COVID-19 Questionnaire for Volunteers

Thank you for your interest in volunteering with us! Please read through the questions below.

At any time in the last 14 days, have you experienced, or are you currently experiencing, any of the following conditions (not attributable to a known condition unrelated to COVID-19)?

1. A temperature recording of 100.4 degrees Fahrenheit or higher, or felt that you had a fever/chills. (YES / NO)

2. Coughing (especially a “dry cough) . (YES / NO)

3. Shortness of breath, or difficulty breathing. (YES / NO)

4. Sore throat. (YES / NO)

5. Muscle aches or pains (not attributable to recent physical over-activity) . (YES / NO)

6. Sudden changes or loss in smell or taste. (YES / NO)

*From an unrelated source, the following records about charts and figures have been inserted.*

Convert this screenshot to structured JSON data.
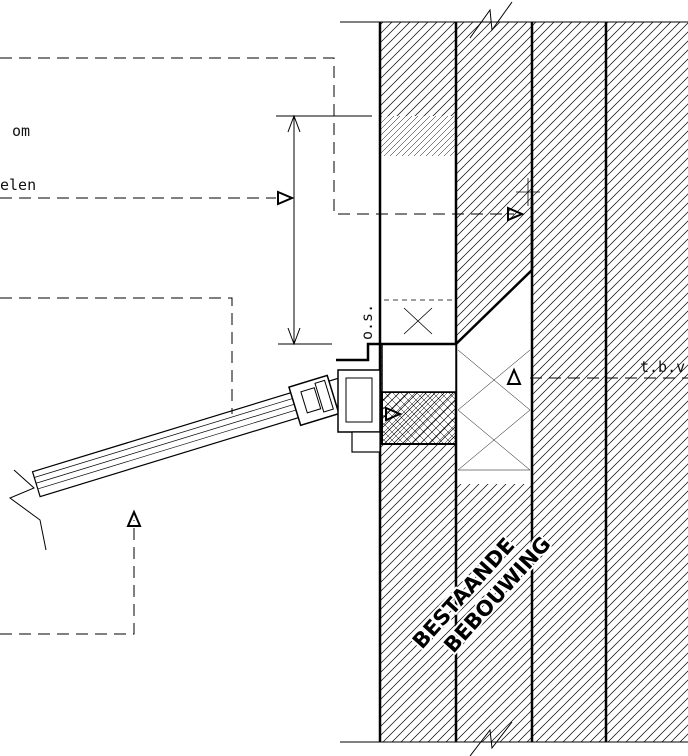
{
  "labels": {
    "note_om": "om",
    "note_elen": "elen",
    "note_os": "o.s.",
    "note_tbv": "t.b.v",
    "stamp_line1": "BESTAANDE",
    "stamp_line2": "BEBOUWING"
  },
  "colors": {
    "line": "#000000",
    "background": "#ffffff"
  }
}
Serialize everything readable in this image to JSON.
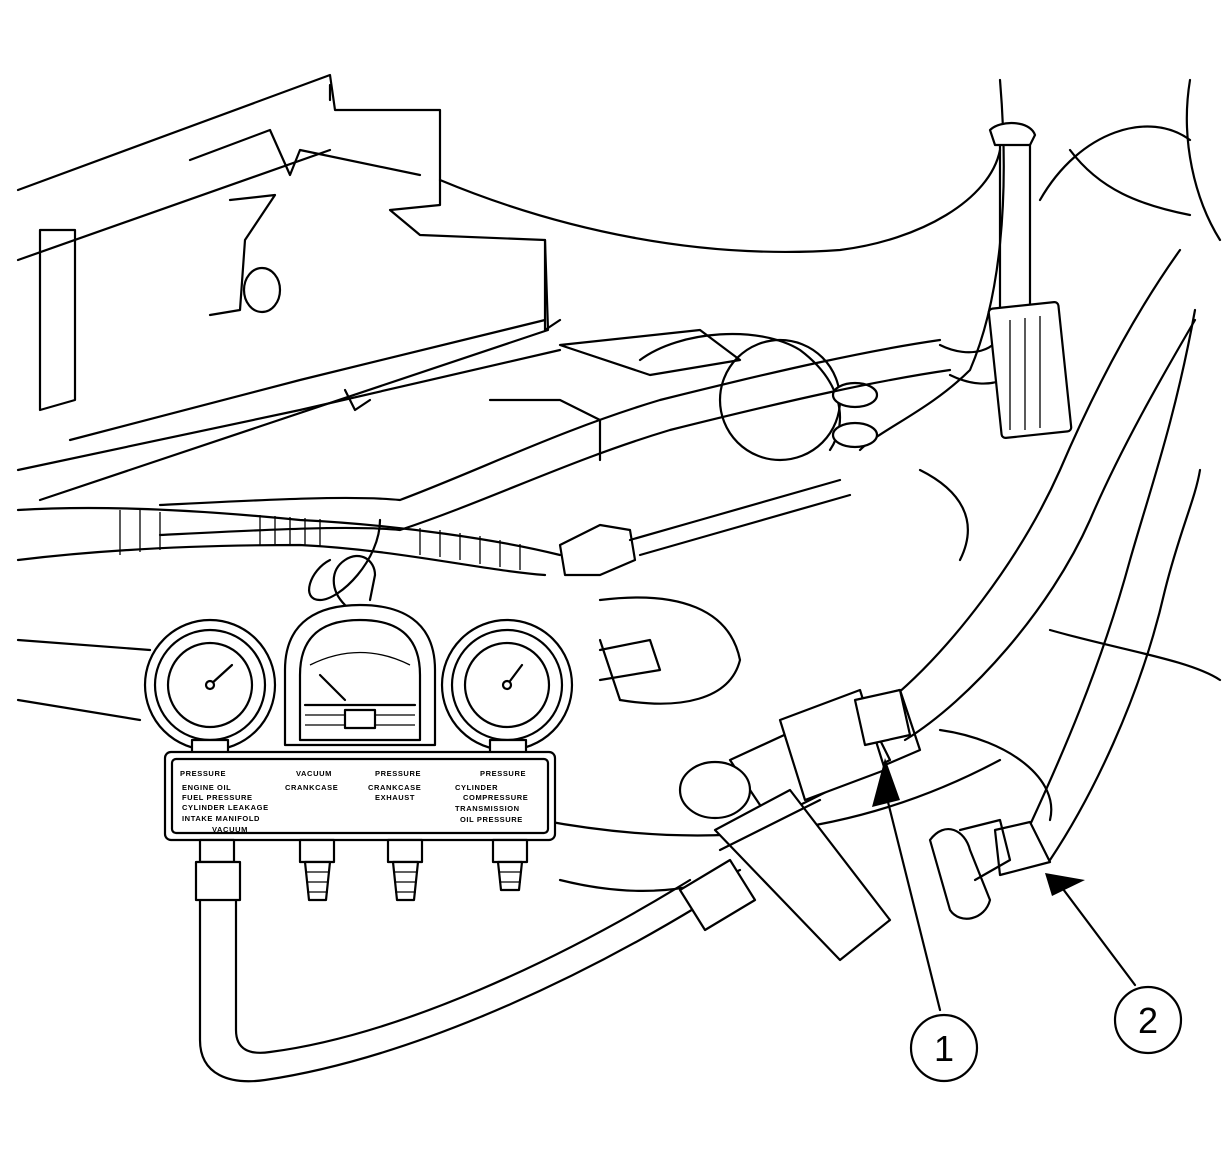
{
  "gauge_panel": {
    "headers": [
      "PRESSURE",
      "VACUUM",
      "PRESSURE",
      "PRESSURE"
    ],
    "col1": [
      "ENGINE OIL",
      "FUEL PRESSURE",
      "CYLINDER LEAKAGE",
      "INTAKE MANIFOLD",
      "VACUUM"
    ],
    "col2": [
      "CRANKCASE"
    ],
    "col3": [
      "CRANKCASE",
      "EXHAUST"
    ],
    "col4": [
      "CYLINDER",
      "COMPRESSURE",
      "TRANSMISSION",
      "OIL PRESSURE"
    ]
  },
  "callouts": [
    "1",
    "2"
  ]
}
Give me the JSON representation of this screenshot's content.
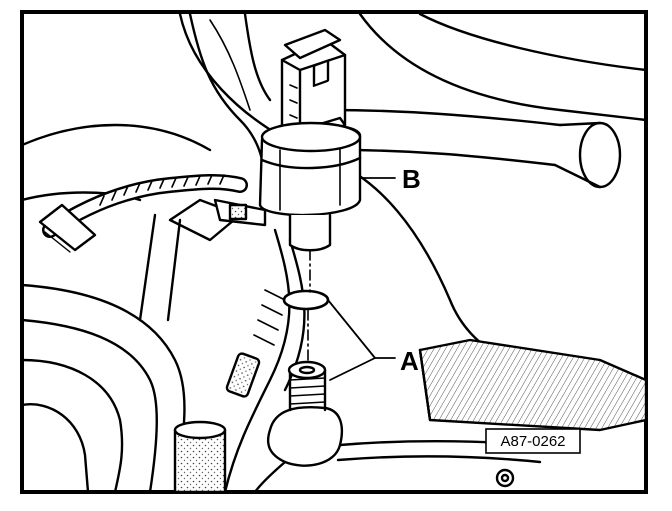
{
  "figure": {
    "callouts": {
      "b_label": "B",
      "a_label": "A"
    },
    "reference_code": "A87-0262"
  },
  "colors": {
    "ink": "#000000",
    "paper": "#ffffff",
    "shade": "#cfcfcf"
  }
}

7. Have you, within the last 30 days, tested positive for COVID-19 or COVID-19 antibodies? (YES / NO)

8. Have you recently been in contact with any individuals who have been ill with “cold or flu-like” symptoms, or who have tested positive for COVID-19? (YES / NO)

If you have answered “YES” to any of the above questions, please refrain from volunteering with us at this time for the safety of our staff and for the safety of our other volunteers. We will be working on trail projects until December, and there will be many other opportunities to volunteer. Thank you for your consideration and support!